Even after the big hope speech, when Leo is “fighting” Krang!Raph, he takes a huge risk. Sure, it worked, and Leo managed to get through to Raph through a well deserved apology, but it could have so easily ended in his death and yet he barely even hesitates to go for it.
And then again, to the big scene at the end, where Leo sacrifices himself not only for the sake of his family, but for the whole world.
To him, that’s the message to take from this. That the lives of everyone, of the greater good, matters…more than him. That the risk to himself is worth it if others can be saved.
Leo learned that gambling with his life as the betting chip is always the best move to make in the end.
And to make matters worse…this thinking is what works.
These risks are ultimately what is needed to save the day, so why would Leo look away from it now? Clearly it’s the right move and everything worked out!
Thing is, Leo did grow from the events of the movie.
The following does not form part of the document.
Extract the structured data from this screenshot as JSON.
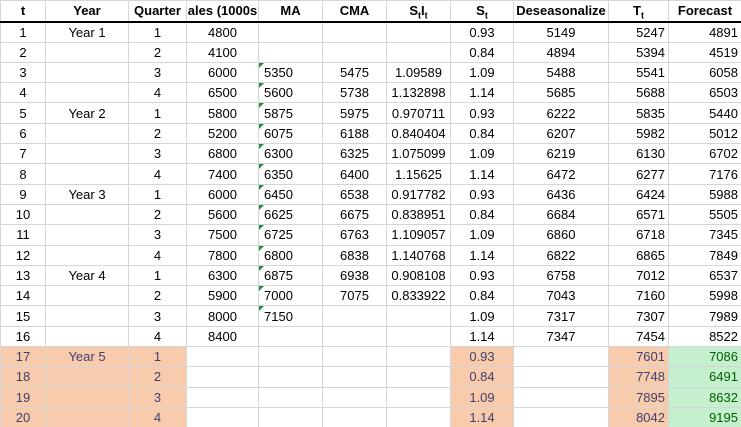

He learned to take things more seriously and be more mature, he learned to value his team’s input and capabilities enough to rely on them more, and he learned to be less self-centered and realize the turmoil others were going through (especially if that turmoil is a result of his actions.)
But still, he’s grown to accept the gamble of his life as a viable answer to their problems.
Personally, with how Leo has been shown to toy around with the idea of “it’s better me than them” I think this goes beyond sacrifice in the name of love or even sacrifice in the name of responsibility, and pushes over into sacrifice in the name of worth.